The other night at church, the preacher said, "Rejection is God's way of blessing you." Allow me to share my blessings with you.
The whole job search really started with my initial pursuit of a residency. Frantically compiling things together from September to January, interviews in February, and on March 21st, everything I worked the past 7 months ended with:
"We regret to inform you that you did not match to a position."
Many of my recent blessings have began with "We regret to inform you..."
After a few days of recuperation sponsored by Jose and Jack, I began my present job hunt. From April 1st until now, I've applied to roughly 60-70 jobs. Again, I have been immeasurably blessed with several "We regret to inform you" letters, several "We will have positions open in October (or later)," and several unreturned phone calls/emails from job recruiters.
I fault myself for most of my job woes. Had I started applying to retail positions first, I'm sure I could have landed a job by now. Instead, I wanted to stay in the hospital (for several reasons that I shall not dwell into now).

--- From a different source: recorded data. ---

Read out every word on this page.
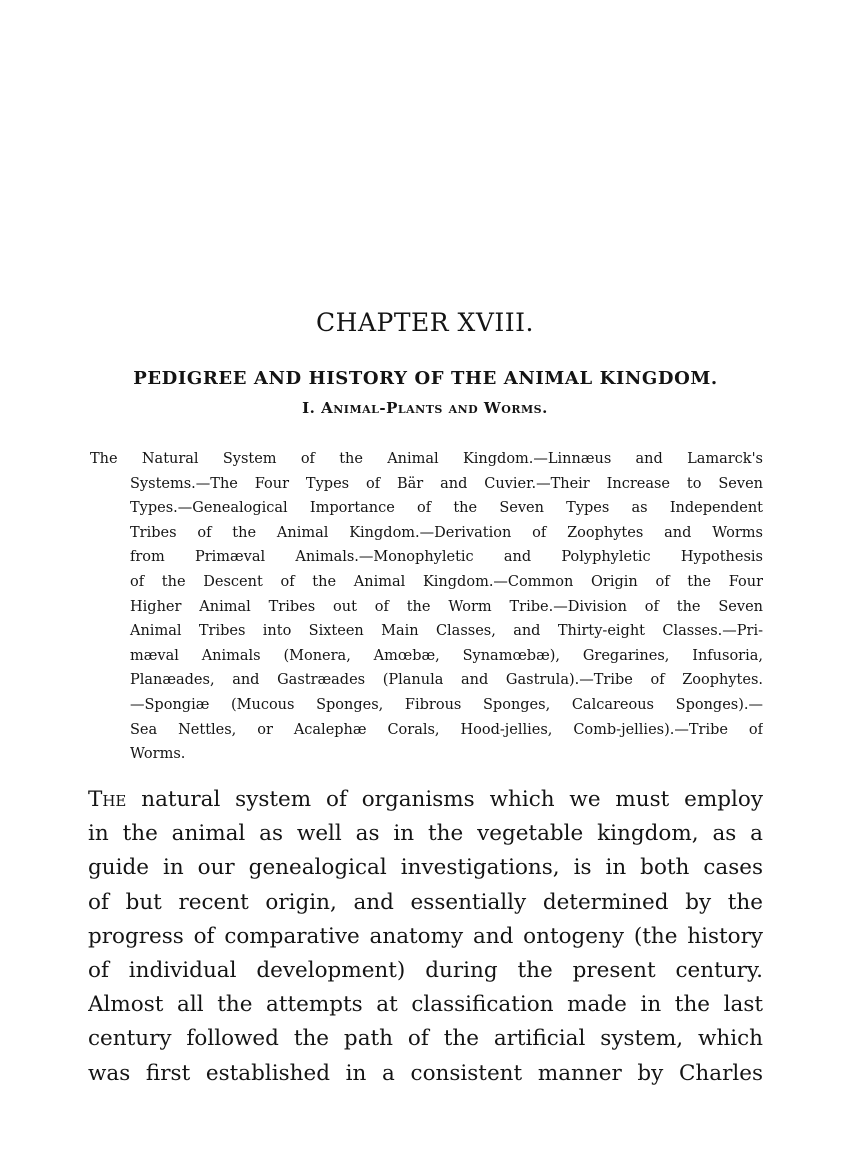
CHAPTER XVIII.
PEDIGREE AND HISTORY OF THE ANIMAL KINGDOM.
I. Animal-Plants and Worms.
The Natural System of the Animal Kingdom.—Linnæus and Lamarck's
Systems.—The Four Types of Bär and Cuvier.—Their Increase to Seven
Types.—Genealogical Importance of the Seven Types as Independent
Tribes of the Animal Kingdom.—Derivation of Zoophytes and Worms
from Primæval Animals.—Monophyletic and Polyphyletic Hypothesis
of the Descent of the Animal Kingdom.—Common Origin of the Four
Higher Animal Tribes out of the Worm Tribe.—Division of the Seven
Animal Tribes into Sixteen Main Classes, and Thirty-eight Classes.—Pri-
mæval Animals (Monera, Amœbæ, Synamœbæ), Gregarines, Infusoria,
Planæades, and Gastræades (Planula and Gastrula).—Tribe of Zoophytes.
—Spongiæ (Mucous Sponges, Fibrous Sponges, Calcareous Sponges).—
Sea Nettles, or Acalephæ Corals, Hood-jellies, Comb-jellies).—Tribe of
Worms.
The natural system of organisms which we must employ
in the animal as well as in the vegetable kingdom, as a
guide in our genealogical investigations, is in both cases
of but recent origin, and essentially determined by the
progress of comparative anatomy and ontogeny (the history
of individual development) during the present century.
Almost all the attempts at classification made in the last
century followed the path of the artificial system, which
was first established in a consistent manner by Charles
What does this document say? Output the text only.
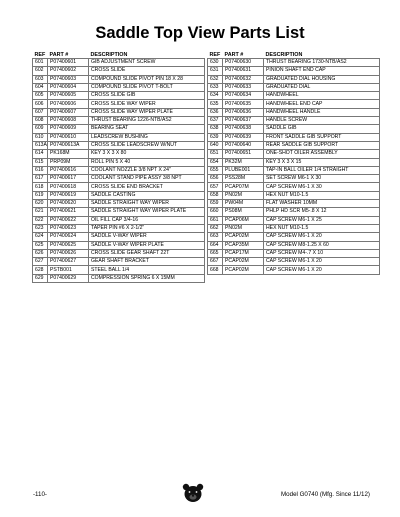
Saddle Top View Parts List
REF	PART #	DESCRIPTION
601	P07400601	GIB ADJUSTMENT SCREW
602	P07400602	CROSS SLIDE
603	P07400603	COMPOUND SLIDE PIVOT PIN 18 X 28
604	P07400604	COMPOUND SLIDE PIVOT T-BOLT
605	P07400605	CROSS SLIDE GIB
606	P07400606	CROSS SLIDE WAY WIPER
607	P07400607	CROSS SLIDE WAY WIPER PLATE
608	P07400608	THRUST BEARING 1226-NTB/AS2
609	P07400609	BEARING SEAT
610	P07400610	LEADSCREW BUSHING
613A	P07400613A	CROSS SLIDE LEADSCREW W/NUT
614	PK168M	KEY 3 X 3 X 80
615	PRP09M	ROLL PIN 5 X 40
616	P07400616	COOLANT NOZZLE 3/8 NPT X 24"
617	P07400617	COOLANT STAND PIPE ASSY 3/8 NPT
618	P07400618	CROSS SLIDE END BRACKET
619	P07400619	SADDLE CASTING
620	P07400620	SADDLE STRAIGHT WAY WIPER
621	P07400621	SADDLE STRAIGHT WAY WIPER PLATE
622	P07400622	OIL FILL CAP 3/4-16
623	P07400623	TAPER PIN #6 X 2-1/2"
624	P07400624	SADDLE V-WAY WIPER
625	P07400625	SADDLE V-WAY WIPER PLATE
626	P07400626	CROSS SLIDE GEAR SHAFT 22T
627	P07400627	GEAR SHAFT BRACKET
628	PSTB001	STEEL BALL 1/4
629	P07400629	COMPRESSION SPRING 6 X 15MM
REF	PART #	DESCRIPTION
630	P07400630	THRUST BEARING 1730-NTB/AS2
631	P07400631	PINION SHAFT END CAP
632	P07400632	GRADUATED DIAL HOUSING
633	P07400633	GRADUATED DIAL
634	P07400634	HANDWHEEL
635	P07400635	HANDWHEEL END CAP
636	P07400636	HANDWHEEL HANDLE
637	P07400637	HANDLE SCREW
638	P07400638	SADDLE GIB
639	P07400639	FRONT SADDLE GIB SUPPORT
640	P07400640	REAR SADDLE GIB SUPPORT
651	P07400651	ONE-SHOT OILER ASSEMBLY
654	PK32M	KEY 3 X 3 X 15
655	PLUBE001	TAP-IN BALL OILER 1/4 STRAIGHT
656	PSS28M	SET SCREW M6-1 X 30
657	PCAP07M	CAP SCREW M6-1 X 30
658	PN02M	HEX NUT M10-1.5
659	PW04M	FLAT WASHER 10MM
660	PS08M	PHLP HD SCR M5-.8 X 12
661	PCAP06M	CAP SCREW M6-1 X 25
662	PN02M	HEX NUT M10-1.5
663	PCAP02M	CAP SCREW M6-1 X 20
664	PCAP35M	CAP SCREW M8-1.25 X 60
665	PCAP17M	CAP SCREW M4-.7 X 10
667	PCAP02M	CAP SCREW M6-1 X 20
668	PCAP02M	CAP SCREW M6-1 X 20
-110-	Model G0740 (Mfg. Since 11/12)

Yes, I'm sure one is coming soon. I hear it over, and over, and over. And I agree with it. If nothing else, I know there will be positions open in October. I just get tired of hearing it from everybody...over and over. And yes, I know other people have it worse than I do. That does not make me feel any better either. It makes me sad for them... I could honestly do without most of these depressing pick-me-ups that people have shared with me the past few months.
I'm writing this out of pure frustration. I've done everything "by the book." I've always known what was next. Graduated high school, knew I was going to Alcorn. Graduated Alcorn, knew I was going to UT. Graduated with my damned doctorate, and now I feel like I'm in a chasm.
On the bright side, I've only been officially unemployed for 6 days if you count from graduation. :) And I truly do appreciate everyone who has tried to help. Especially my sister. She calls me every hour on the hour with somewhere new to apply.
If nothing else, I've figured out that faith (or lack thereof) is most conspicuous when God's time does not align with your own time.